Tips for Your Meeting With an Elected Official

While the parliament is on hiatus during the summer, this doesn’t mean that advocates need to put their feet up and relax.  Sure, everyone needs a break.  But it’s important to remember that as elected officials return to their ridings, summer is an excellent time to make those important connections. This is worthwhile whether you belong to a CARP chapter and are coming as a CARP representative or have an issue you are passionate about as a voting member of the public.

The truth of the matter is that while politicians listen to a national organization like CARP, they really pay attention to those who vote. Elected representatives also know that the population of older Canadians is growing. If you  are making the effort to meet them regarding an issue you are passionate about as an older Canadian, there are likely many other members of the voting public who feel the same way.

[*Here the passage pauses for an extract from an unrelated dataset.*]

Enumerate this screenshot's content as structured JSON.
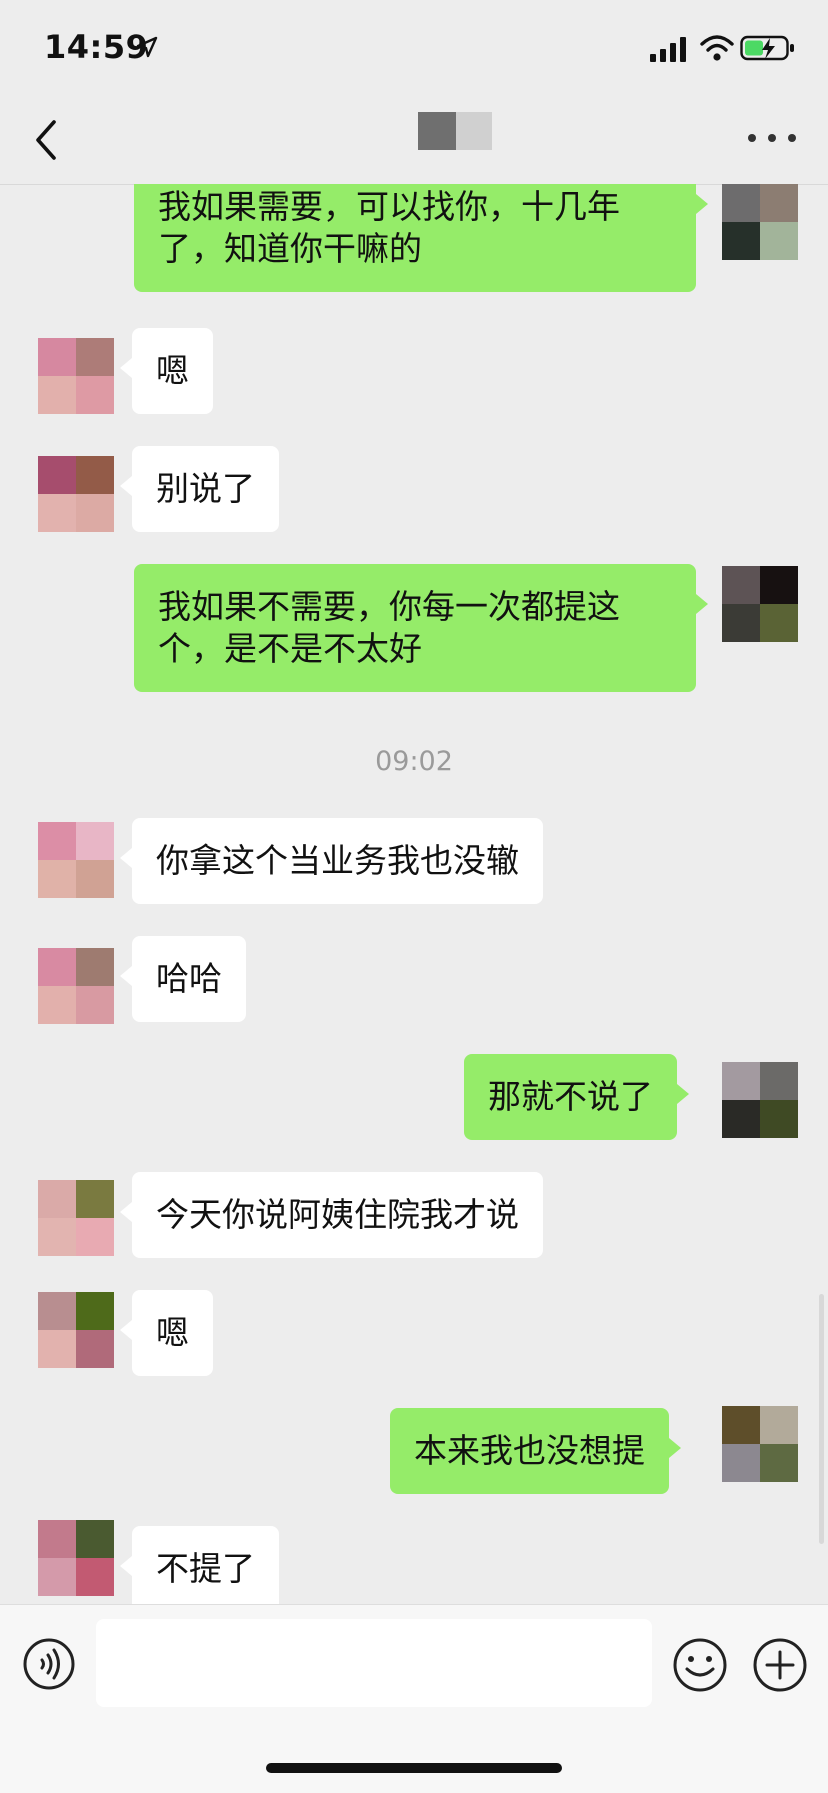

Here are some tips for meeting with elected representatives:

Before the meeting:

  1. Familiarize yourself as much as possible about the issue you feel strongly about.  Use our website as a source of information.
  2. Do your research to find out what issues your MP cares about. You can find this info on as well as on your MP’s website and social media.
  3. Call, email, or visit the constituency office to set up a meeting with your elected representative.  Provide your name, your postal code, and the reason that you would like to meet with the elected representative.
  4. If the elected official is unavailable for a meeting, request a meeting with a member of their staff.  Staff may have more time to meet with you and they can bring your particular concerns to the elected official.
  5. Practice. Create a concise 2-3 minute “elevator pitch” to introduce the issue clearly and powerfully. There’s a lot to fit in: who you are, what the issue is (fact focused), why it matters (an emotional element) and what your request to the elected official is. Leave time for questions and discussion.
  6. Know both sides of the issue. Be prepared for arguments against your ask.

During the meeting

  1. Start by thanking your elected official for positive actions they have taken in the past or for making the time to meet with you.
  2. Share your pitch.
  3. If there are questions you don’t have all the information for, follow up with further details through an agreed upon method (email, phone).
  4. Ask for a follow up or response.
  5.  Take a photo (or a screen shot). Ask to take a photo with
    your elected official – confirm that it can be shared on social media and that they can be tagged on the photo.

After the meeting

  1. Share the photo on social media by tagging your elected official and thank them for their time. You can send us the image and we may share on social media as well  [email protected]
  2. Thank your elected official.  If you promised any additional information, include it in your thank you.
  3.  Follow up. If there as a commitment, follow up after a few weeks if you haven’t heard anything.
  4. Continue to engage via email, social media and other opportunities. Elected officials love to hear from their constituents. Polite, respectful but firm persistence is key!